Other less known aspects of barge-in have more of an impact on application performance than any technical concerns. Polite people don't barge-in, they interrupt. So what are the characteristics of interruption? In turns out that the rules for interruptions in human communications are known intuitively by all speakers.
First, a speaker lowers the level of his speaking voice to indicate a willingness to be interrupted. He pauses at a phrase or sentence boundary to invite interruption. When the second speaker begins to talk, the first one stops and cedes the floor. If the first speaker keeps talking, it's a signal that he's not willing to be interrupted.
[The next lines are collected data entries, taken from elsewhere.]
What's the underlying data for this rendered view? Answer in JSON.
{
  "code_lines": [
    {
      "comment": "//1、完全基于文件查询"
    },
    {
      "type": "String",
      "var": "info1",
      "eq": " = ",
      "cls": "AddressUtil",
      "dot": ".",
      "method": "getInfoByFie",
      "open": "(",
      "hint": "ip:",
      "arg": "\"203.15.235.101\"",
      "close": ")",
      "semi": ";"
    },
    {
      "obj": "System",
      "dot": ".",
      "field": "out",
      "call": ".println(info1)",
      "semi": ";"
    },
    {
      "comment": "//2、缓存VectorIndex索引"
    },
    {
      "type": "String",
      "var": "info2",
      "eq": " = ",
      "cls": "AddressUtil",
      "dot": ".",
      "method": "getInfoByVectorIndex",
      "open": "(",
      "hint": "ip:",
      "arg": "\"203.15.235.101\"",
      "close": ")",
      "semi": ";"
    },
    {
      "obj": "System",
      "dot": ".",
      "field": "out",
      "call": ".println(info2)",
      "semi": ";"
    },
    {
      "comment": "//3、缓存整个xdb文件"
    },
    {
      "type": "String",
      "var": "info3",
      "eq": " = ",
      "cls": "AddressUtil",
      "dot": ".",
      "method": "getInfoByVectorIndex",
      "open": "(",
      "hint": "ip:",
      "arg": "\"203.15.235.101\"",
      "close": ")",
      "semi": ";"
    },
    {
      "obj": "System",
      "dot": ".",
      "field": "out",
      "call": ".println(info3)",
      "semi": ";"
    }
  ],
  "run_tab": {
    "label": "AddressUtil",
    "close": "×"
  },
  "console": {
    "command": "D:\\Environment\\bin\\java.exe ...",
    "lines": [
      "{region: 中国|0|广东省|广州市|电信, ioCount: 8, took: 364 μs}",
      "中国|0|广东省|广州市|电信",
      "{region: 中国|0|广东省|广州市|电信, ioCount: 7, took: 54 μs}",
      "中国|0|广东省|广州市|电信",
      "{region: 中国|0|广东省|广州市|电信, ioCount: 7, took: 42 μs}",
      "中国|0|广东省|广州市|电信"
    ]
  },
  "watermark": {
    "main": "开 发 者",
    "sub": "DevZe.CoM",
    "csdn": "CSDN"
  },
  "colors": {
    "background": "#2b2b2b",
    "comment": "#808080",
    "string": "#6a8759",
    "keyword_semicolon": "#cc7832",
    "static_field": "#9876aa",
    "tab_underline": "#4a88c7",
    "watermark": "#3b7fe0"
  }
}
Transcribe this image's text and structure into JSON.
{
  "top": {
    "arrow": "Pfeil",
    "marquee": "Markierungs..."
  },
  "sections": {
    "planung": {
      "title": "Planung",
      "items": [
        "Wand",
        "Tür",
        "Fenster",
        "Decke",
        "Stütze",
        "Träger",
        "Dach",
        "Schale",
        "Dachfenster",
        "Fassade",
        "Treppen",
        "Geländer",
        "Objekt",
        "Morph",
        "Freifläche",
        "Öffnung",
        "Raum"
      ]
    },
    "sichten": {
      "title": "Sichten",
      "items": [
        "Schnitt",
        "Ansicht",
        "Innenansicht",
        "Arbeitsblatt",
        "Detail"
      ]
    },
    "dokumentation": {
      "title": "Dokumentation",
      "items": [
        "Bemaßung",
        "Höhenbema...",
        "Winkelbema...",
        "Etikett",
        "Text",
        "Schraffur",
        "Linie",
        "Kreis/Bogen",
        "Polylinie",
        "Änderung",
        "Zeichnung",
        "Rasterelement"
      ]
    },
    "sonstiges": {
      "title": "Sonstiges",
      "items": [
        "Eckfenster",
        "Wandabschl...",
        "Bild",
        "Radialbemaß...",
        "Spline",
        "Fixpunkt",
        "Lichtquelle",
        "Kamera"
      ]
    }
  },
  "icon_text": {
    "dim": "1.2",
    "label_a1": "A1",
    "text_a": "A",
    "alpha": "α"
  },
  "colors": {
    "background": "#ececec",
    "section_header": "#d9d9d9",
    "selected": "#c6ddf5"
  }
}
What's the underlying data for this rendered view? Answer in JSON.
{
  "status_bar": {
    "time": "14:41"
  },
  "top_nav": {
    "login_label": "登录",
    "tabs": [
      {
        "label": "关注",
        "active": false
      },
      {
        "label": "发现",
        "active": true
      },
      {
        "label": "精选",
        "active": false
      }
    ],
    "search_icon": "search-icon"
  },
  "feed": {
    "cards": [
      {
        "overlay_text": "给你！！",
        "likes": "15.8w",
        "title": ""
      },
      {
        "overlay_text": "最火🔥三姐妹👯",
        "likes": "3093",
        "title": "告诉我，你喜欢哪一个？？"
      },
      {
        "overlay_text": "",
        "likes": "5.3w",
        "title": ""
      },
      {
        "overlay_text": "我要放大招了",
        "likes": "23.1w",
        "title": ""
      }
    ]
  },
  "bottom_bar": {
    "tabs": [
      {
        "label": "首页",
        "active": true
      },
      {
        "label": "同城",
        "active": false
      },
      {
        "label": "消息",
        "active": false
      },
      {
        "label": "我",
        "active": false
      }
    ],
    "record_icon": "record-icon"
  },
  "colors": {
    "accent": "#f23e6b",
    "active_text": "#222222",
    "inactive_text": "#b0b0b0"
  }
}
The second person stops, and waits for his next opportunity.
Because people intuitively follow such rules for interruption, it's critically important that a system turn the prompt off as soon as the person begins speaking. If there is a delay in turning off the prompt by as little as 100 - 200 miliseconds, barge-in won't work, even though the technology may be functioning flawlessly. If the prompt keeps playing, one would stop the interruption (having gotten a signal that the speaker doesn't want to be interrupted). When the prompt does stop, one would start an interruption again. What happens is that the application hears a stutter. Instead of saying "bill payment," the caller says "bill...bill payment." Since that exact expression would not be in the grammar, the application would reject and re-prompt with some error handling. Applications that behave this way take longer because of the false rejects and extra error prompts, and are more frustrating to the caller because they break the subtle rules of social communication.
For this reason, systems that can't react as fast as human behavior requires can not effectively implement barge-in. The longer latency doesn't have a technical effect on how the echo canceler or the recognizer works, but it has a hugely disruptive effect in triggering this sort of false stutter.
What else should we do in designing a good application? It's important to leave a pause at phrase boundaries to naturally elicit an interruption. Also a pause means there is no echo to be cancelled. A one to one-and-a-half second pause is the right duration to invite someone to interrupt at that point. One strategy is to play a short version of a prompt, pause, then provide examples of what the application grammar expects. E.g.: "Which department do you want?...pause...You can say shipping, sales.…"
Another critical part of making barge-in work, in both technical and psychological ways, is to lower prompt levels in barge-in applications. A standard for voice prompts in DTMF applications is to use a peak level of -8 dB. For barge-in applications, the level should be reduced another four dB. This change will be barely noticeable. It will, however, have important impacts. Psychologically, if the level reaching the earpiece is low, the caller intuitively raises his speaking level.
A louder speaking voice stands out more from any background noise than a softer voice. Lowering the prompt level by four dB greatly reduces the level of any prompt echo. So, lowering the prompt level by four dB results in the echo being reduced, and in the incoming level being increased reducing the complexity of the echo cancellation and end pointing.
As in many aspects of speech application design, combining technology and good UI design assures a successful application.
Richard Rosinski is vice president for professional services at VoiceGenie Technologies, and is vice-president of the board of directors of AVIOS, the applied speech technology professional society.